BAE Systems has begun manufacturing the aft fuselage for the UK's first Lockheed Martin F-35B Joint Strike Fighter, as a flight-test example of the type has moved closer to performing its first vertical landing.

Placed into a jig at BAE's Samlesbury site in Lancashire earlier this month, the structural frame for the F-35 will be completed in the third quarter of this year, the company says.

It will then be shipped to Lockheed's Fort Worth assembly line in Texas to be part of the first of three UK-owned short take-off and vertical landing aircraft to be used in support of initial operational test and evaluation of the JSF.

Describing BAE's role in the US-led programme as "essential to the sustainment of the UK aerospace manufacturing industry", the company's F-35 managing director Mick Ord says: "We are working hard with the UK Ministry of Defence to ensure we provide the tremendous aircraft they require."

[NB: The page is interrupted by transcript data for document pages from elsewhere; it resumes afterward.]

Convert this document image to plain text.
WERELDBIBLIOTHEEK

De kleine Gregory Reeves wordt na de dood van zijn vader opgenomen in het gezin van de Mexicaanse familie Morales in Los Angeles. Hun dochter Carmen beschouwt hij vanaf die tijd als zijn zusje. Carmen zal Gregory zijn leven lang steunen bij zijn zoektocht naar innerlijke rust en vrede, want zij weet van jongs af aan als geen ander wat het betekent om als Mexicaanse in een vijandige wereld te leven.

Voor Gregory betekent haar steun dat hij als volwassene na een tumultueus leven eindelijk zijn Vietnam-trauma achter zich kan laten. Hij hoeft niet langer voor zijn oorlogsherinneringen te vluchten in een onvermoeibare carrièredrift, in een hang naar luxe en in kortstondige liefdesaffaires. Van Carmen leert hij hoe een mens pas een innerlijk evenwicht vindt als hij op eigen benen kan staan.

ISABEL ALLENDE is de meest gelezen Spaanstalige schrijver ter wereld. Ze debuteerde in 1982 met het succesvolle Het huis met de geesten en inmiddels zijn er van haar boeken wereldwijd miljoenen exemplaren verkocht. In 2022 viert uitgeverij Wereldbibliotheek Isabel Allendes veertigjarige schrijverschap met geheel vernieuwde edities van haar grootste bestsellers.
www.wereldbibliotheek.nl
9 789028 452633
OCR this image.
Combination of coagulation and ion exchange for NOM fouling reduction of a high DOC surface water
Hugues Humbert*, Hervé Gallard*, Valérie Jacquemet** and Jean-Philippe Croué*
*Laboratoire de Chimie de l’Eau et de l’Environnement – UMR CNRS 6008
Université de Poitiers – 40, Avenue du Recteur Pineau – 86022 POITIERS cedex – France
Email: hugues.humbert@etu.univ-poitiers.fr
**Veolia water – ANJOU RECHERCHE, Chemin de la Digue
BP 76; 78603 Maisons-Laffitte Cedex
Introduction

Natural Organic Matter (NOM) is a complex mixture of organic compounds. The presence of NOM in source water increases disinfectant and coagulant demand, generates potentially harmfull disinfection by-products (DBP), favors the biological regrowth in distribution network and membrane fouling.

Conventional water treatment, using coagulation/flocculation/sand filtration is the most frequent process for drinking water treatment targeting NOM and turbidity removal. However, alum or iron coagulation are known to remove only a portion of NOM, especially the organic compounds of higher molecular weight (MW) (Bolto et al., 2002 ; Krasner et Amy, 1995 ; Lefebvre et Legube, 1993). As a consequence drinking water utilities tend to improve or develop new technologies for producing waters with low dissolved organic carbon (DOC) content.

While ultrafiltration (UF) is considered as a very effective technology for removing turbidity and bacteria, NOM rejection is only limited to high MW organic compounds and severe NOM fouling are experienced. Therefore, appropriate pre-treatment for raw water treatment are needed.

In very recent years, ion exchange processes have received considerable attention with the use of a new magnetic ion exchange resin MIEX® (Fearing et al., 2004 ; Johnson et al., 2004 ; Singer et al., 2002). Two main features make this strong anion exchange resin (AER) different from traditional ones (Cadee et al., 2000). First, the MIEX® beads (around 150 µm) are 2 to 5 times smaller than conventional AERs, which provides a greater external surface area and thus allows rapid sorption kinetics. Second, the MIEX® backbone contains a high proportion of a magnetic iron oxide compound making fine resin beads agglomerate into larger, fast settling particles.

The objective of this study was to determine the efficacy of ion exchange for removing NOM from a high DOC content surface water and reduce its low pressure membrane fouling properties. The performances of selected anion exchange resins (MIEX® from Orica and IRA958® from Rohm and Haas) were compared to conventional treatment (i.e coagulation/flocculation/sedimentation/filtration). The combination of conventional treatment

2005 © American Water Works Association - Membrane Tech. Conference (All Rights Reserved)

Meanwhile, BAE employee Graham Tomlinson - lead STOVL pilot for the F-35 programme - has flown the slowest landing approach so far achieved with the type. He brought aircraft BF-1 to the ground at NAS Patuxent River in Maryland on 10 March with a forward speed of just 40kt (74km/h).

F-35B BF-1 slow hover - USN 
© Randy Hepp/US Navy

"The flight was one of the last missions before the aircraft's first vertical landing, and confirmed the jet's power and controllability at very low speeds," says Lockheed.